Troha’s Shrimp House, operational since 1917, saw an opportunity in 1935 to sell fried shrimp from New Orleans. Soon a new flavor hit the taste buds of Chicago, and the shrimp shack was born. After WWII, Chicago’s waterways saw an increase in shipping and fishing boat traffic. Smokehouses were set up along the Calumet River, and shrimp was no small business.
The honeymoon was short lived. As early as the 1960s the shrimp shacks of Chicago were feeling the pressure from mother nature herself.

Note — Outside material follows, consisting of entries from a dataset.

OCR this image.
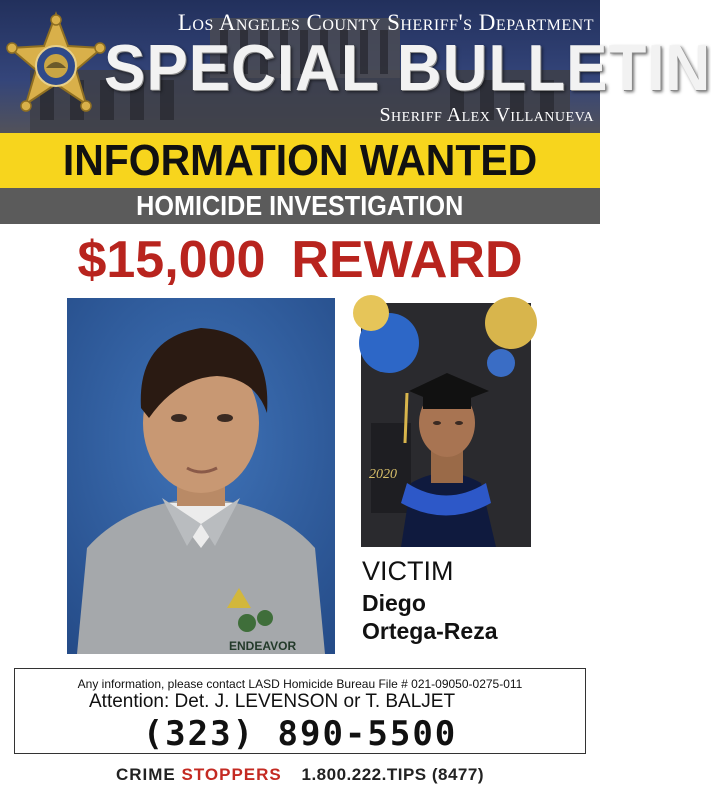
Los Angeles County Sheriff's Department
SPECIAL BULLETIN
Sheriff Alex Villanueva
INFORMATION WANTED
HOMICIDE INVESTIGATION
$15,000 REWARD
ENDEAVOR
2020
VICTIM
Diego
Ortega-Reza
Any information, please contact LASD Homicide Bureau File # 021-09050-0275-011
Attention: Det. J. LEVENSON or T. BALJET
(323) 890-5500
CRIME STOPPERS 1.800.222.TIPS (8477)
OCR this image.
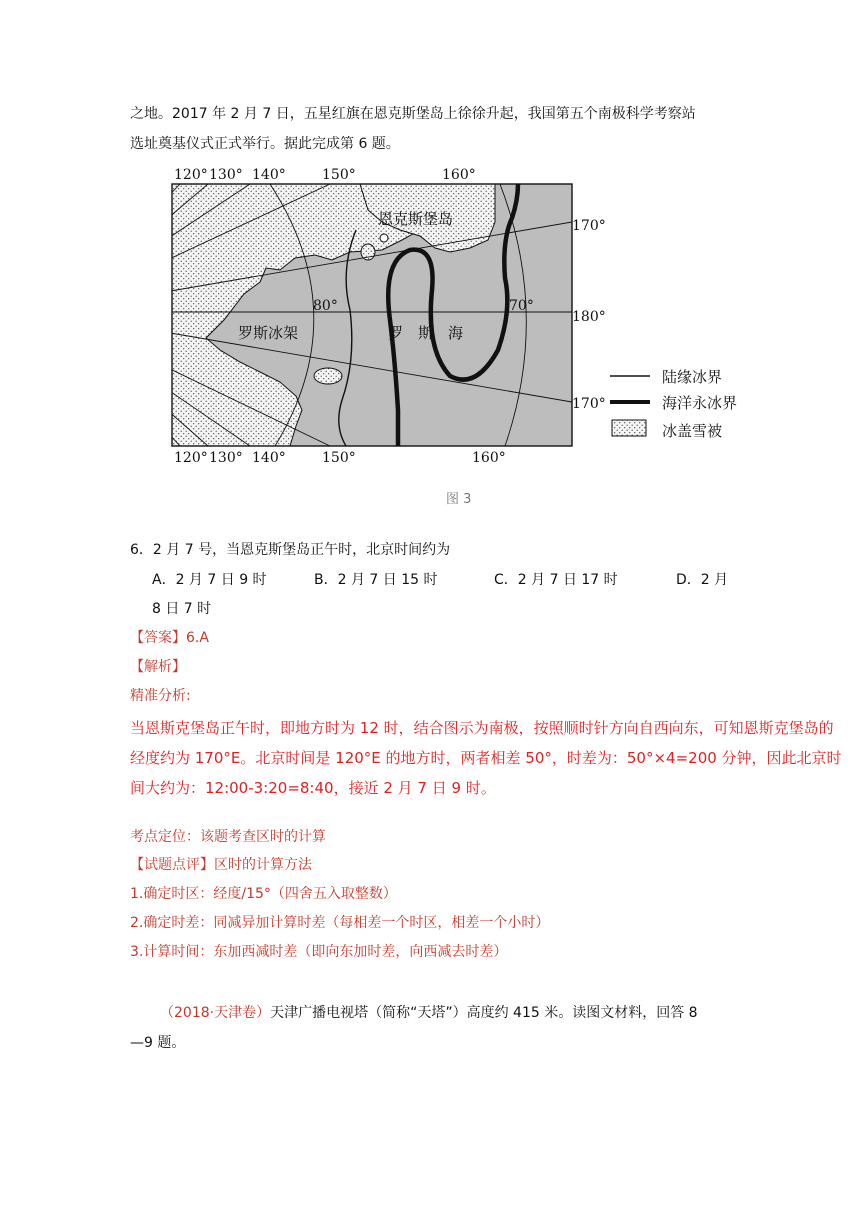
之地。2017 年 2 月 7 日，五星红旗在恩克斯堡岛上徐徐升起，我国第五个南极科学考察站
选址奠基仪式正式举行。据此完成第 6 题。
120° 130° 140°	150°	160°
120° 130° 140°	150°	160°
170°
180°
170°
80°	70°
恩克斯堡岛
罗斯冰架	罗　斯　海
陆缘冰界
海洋永冰界
冰盖雪被
图 3
6．2 月 7 号，当恩克斯堡岛正午时，北京时间约为
A．2 月 7 日 9 时	B．2 月 7 日 15 时	C．2 月 7 日 17 时	D．2 月
8 日 7 时
【答案】6.A
【解析】
精准分析:
当恩斯克堡岛正午时，即地方时为 12 时，结合图示为南极，按照顺时针方向自西向东，可知恩斯克堡岛的
经度约为 170°E。北京时间是 120°E 的地方时，两者相差 50°，时差为：50°×4=200 分钟，因此北京时
间大约为：12:00-3:20=8:40，接近 2 月 7 日 9 时。
考点定位：该题考查区时的计算
【试题点评】区时的计算方法
1.确定时区：经度/15°（四舍五入取整数）
2.确定时差：同减异加计算时差（每相差一个时区，相差一个小时）
3.计算时间：东加西减时差（即向东加时差，向西减去时差）
（2018·天津卷）天津广播电视塔（简称“天塔”）高度约 415 米。读图文材料，回答 8
—9 题。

Lamprey eels decimated local trout populations, the once mighty community of Chicago’s smelt fishermen, the elusive Spring-time seasonal favorite of Lake Michigan, also fell prey to new predators leading to near-extinction. Ecological change, and the overall slowing of boat traffic through Chicago’s waterways, made the surrounding shrimp shacks disappear.
So where should our dear readers go if they want to experience a shrimp shack that’s as real Chicago as Deep Dish? The good thing about hard times is that only the best survive. That’s what you’ll find in the 95th Calumet Fishery, Troha’s Shrimp House, and Lawrence’s Fisheries. Newcomers like Frank’s and Snappy’s uphold generations of tradition, continuing to serve history through the highest quality product, one shrimp at a time.